To put my mother’s dating/relationship advice into context let me give you two examples of things she has actually said.
-When one of my best friends was sixteen my mum encouraged her to have one night stands. She told my friend to ‘have fun’ with no strings attached.
-Just last year as my lovely little sister was heading off on holiday with her friend my mum went out to the car to say ‘bye’ she then waved her finger about (like a stereotypical Victorian head teacher) telling my sister ‘NO BOYS’.
My mum is obviously not consistent when it comes to dating advice.
Maybe getting married at nineteen means she wishes she had more fun whilst she was younger (“a la” One Direction). However promiscuous fun must be had by other peoples daughter’s, not her own!

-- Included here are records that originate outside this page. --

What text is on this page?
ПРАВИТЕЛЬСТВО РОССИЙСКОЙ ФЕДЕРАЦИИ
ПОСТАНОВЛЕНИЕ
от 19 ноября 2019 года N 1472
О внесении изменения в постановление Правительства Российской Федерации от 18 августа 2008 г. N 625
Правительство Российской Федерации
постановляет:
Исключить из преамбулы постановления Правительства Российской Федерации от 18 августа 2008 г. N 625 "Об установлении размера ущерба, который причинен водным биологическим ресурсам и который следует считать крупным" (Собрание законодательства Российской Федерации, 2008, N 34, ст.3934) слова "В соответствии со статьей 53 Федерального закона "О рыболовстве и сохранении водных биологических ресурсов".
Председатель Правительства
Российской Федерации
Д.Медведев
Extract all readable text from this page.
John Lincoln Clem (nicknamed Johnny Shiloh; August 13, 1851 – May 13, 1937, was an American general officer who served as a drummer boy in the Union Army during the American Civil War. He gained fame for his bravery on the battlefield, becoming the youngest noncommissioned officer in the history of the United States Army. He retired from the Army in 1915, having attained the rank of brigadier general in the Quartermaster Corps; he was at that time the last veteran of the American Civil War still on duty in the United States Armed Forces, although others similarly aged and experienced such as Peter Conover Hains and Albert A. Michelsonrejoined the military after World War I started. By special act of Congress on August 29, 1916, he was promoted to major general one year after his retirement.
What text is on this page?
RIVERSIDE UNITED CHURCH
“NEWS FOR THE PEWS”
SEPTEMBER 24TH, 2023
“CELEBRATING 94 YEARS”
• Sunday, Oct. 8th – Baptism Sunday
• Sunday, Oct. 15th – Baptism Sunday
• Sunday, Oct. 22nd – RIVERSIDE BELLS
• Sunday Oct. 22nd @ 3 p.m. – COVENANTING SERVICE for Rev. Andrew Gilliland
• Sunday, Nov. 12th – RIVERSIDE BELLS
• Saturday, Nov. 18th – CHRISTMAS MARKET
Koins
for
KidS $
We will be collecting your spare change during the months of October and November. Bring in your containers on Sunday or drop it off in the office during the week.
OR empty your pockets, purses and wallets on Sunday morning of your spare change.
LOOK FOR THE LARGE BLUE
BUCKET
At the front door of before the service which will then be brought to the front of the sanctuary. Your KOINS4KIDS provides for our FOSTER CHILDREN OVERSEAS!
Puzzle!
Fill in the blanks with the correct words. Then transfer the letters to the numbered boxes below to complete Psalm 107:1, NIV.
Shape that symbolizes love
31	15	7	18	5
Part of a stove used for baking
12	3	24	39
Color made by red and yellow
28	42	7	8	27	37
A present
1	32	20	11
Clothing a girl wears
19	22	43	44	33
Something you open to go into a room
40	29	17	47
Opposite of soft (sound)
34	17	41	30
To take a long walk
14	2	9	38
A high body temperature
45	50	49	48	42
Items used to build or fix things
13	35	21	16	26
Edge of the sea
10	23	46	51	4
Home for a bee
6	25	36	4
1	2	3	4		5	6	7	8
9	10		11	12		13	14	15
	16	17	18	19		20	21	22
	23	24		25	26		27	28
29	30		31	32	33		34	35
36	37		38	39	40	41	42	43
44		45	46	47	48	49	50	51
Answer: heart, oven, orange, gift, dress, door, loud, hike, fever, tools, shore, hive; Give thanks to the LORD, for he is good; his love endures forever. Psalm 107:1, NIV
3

Just yesterday I commented to my mum that fit *pool man was looking particularly hot. This did not please here. She started waving her notorious finger around again.
Her exact words were ‘do not touch him with a barge pole’ she then went on to describe his womanising ways. Like I am going to listen to that – surely she must realise telling someone not to do something just makes them want to do it more.
This followed on from a conversation a week before when she told me that aforementioned pool man was ‘not a very nice boy’.
I sometimes think that my dear mother does not understand that A) I am 24-years-old and B) I am not an innocent walkover.
So……….. we’ve established that my mum wants me to stay away from the fit womanisers. She’d rather I stick to the more sensible type – fair enough.
She does tend to take it a step too far though. Once she told me I should get together with a male friend because he had a job, car, house and cat. When I pointed out that I didn’t actually fancy him she didn’t perceive this to be a problem. If I ever wanted an arranged marriage I’m sure my mum would be a great help.
Also if I go on a date my mother thinks I am practically engaged this means I have to clearly spell out to her ‘HE IS NOT MY BOYFRIEND’ anytime I mention a guy’s name.
It has to be done or she gets confused and starts shaking their hand and introducing herself. (Yes she has actually done this and yes it did terrify the guy she did it to).
I can’t actually think of a good piece of dating advice that my mum has given me. I like to think I’ve given her quite a lot but she never listens.
Moaning and joking aside it is good that I can talk to my mum about ‘not very nice boys’ and not very exciting men – it definitely keeps me entertained. But my god that doesn’t mean I tell her everything!
*I am not rich enough to have an actual ‘pool man’ or pool boy for that matter. The name has been made up for creative purposes.